Martha Burns does the Devil/Mendoza double and has problems with both. The Spanish accent she adopts for her argumentative brigand muffles what she is saying, though she isn’t helped by a messy orchestration of her followers’ parody of political debate; the text identifies one of them as “Rowdy Social Democrat” but here the rowdiness is universal, irrespective of party. As a female Satan Burns looks very fetching; you can easily imagine horns sprouting through her handsome black hair. But this Devil lacks both the force and the suavity to function properly as her own advocate. Also, the change of gender has her delivering her Shakespearean appropriation “the Prince of Darkness is a gentleman” as “the Duchess of Darkness is a lady”. Does it matter? Yes, except to the tone-deaf.
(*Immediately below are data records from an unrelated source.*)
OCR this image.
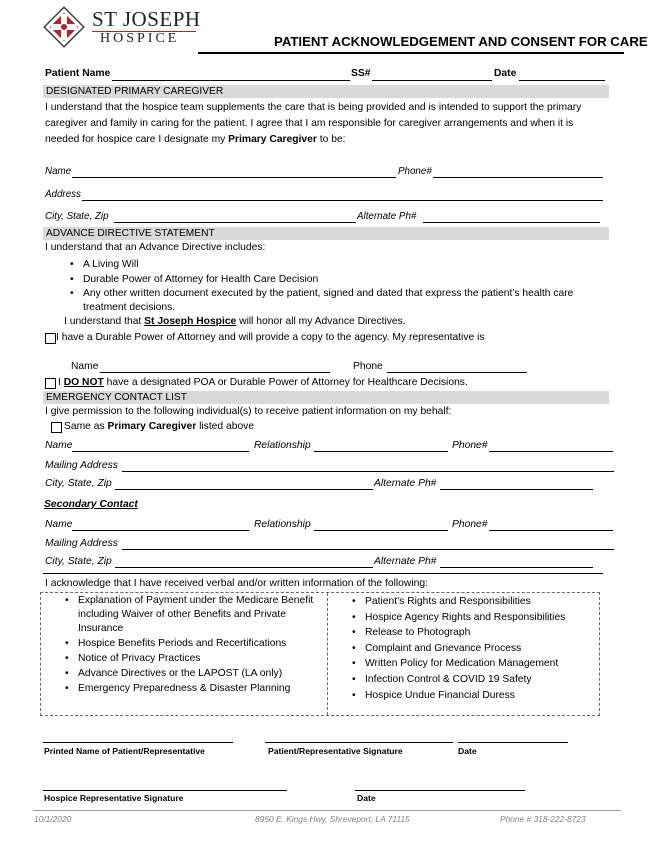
ST JOSEPH
HOSPICE	PATIENT ACKNOWLEDGEMENT AND CONSENT FOR CARE
Patient Name	SS#	Date
DESIGNATED PRIMARY CAREGIVER
I understand that the hospice team supplements the care that is being provided and is intended to support the primary caregiver and family in caring for the patient. I agree that I am responsible for caregiver arrangements and when it is needed for hospice care I designate my Primary Caregiver to be:
Name	Phone#
Address
City, State, Zip	Alternate Ph#
ADVANCE DIRECTIVE STATEMENT
I understand that an Advance Directive includes:
• A Living Will
• Durable Power of Attorney for Health Care Decision
• Any other written document executed by the patient, signed and dated that express the patient’s health care treatment decisions.
I understand that St Joseph Hospice will honor all my Advance Directives.
I have a Durable Power of Attorney and will provide a copy to the agency. My representative is
Name	Phone
I DO NOT have a designated POA or Durable Power of Attorney for Healthcare Decisions.
EMERGENCY CONTACT LIST
I give permission to the following individual(s) to receive patient information on my behalf:
Same as Primary Caregiver listed above
Name	Relationship	Phone#
Mailing Address
City, State, Zip	Alternate Ph#
Secondary Contact
Name	Relationship	Phone#
Mailing Address
City, State, Zip	Alternate Ph#
I acknowledge that I have received verbal and/or written information of the following:
• Explanation of Payment under the Medicare Benefit including Waiver of other Benefits and Private Insurance
• Hospice Benefits Periods and Recertifications
• Notice of Privacy Practices
• Advance Directives or the LAPOST (LA only)
• Emergency Preparedness & Disaster Planning
• Patient’s Rights and Responsibilities
• Hospice Agency Rights and Responsibilities
• Release to Photograph
• Complaint and Grievance Process
• Written Policy for Medication Management
• Infection Control & COVID 19 Safety
• Hospice Undue Financial Duress
Printed Name of Patient/Representative	Patient/Representative Signature	Date
Hospice Representative Signature	Date
10/1/2020	8950 E. Kings Hwy, Shreveport, LA 71115	Phone # 318-222-8723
David Adams is excellent as Ramsden and even better as his statuesque surrogate. Kyle Blair is perfect, both sad and sweet, as Octavius, the young poet who pines who pines hopelessly for Ann but is doomed to be rejected as an unpromising Superparent. Octavius has a sister, Violet, who shocks friends and family by announcing an apparently illicit pregnancy but turns out to be a model of mercenary respectability; Courtney Ch’ng Lancaster plays her fiercely, with Jeff Irving admirable as her secret American husband and Tom McCamus rollingly commanding as his millionaire dad. Sharry Flett repeats her Mrs Whitefield from the previous production; she has grown into the role though I still wish she could make more of her delight at finding that someone (i.e. Jack) finds her daughter as manipulative as she does. Tanja Jacobs is a fearsome ramrod as Miss Ramsden, Roebuck’s sister and housekeeper, here bearing a marked resemblance to Aunt Lydia from The Handmaid’s Tale, TV version. Sanjay Talwar completes the line-up of principals, making a lovely perky comic foil to Powell’s Tanner as his chauffeur, the New Man Enry Straker.
Add it all up, it’s a marathon well run.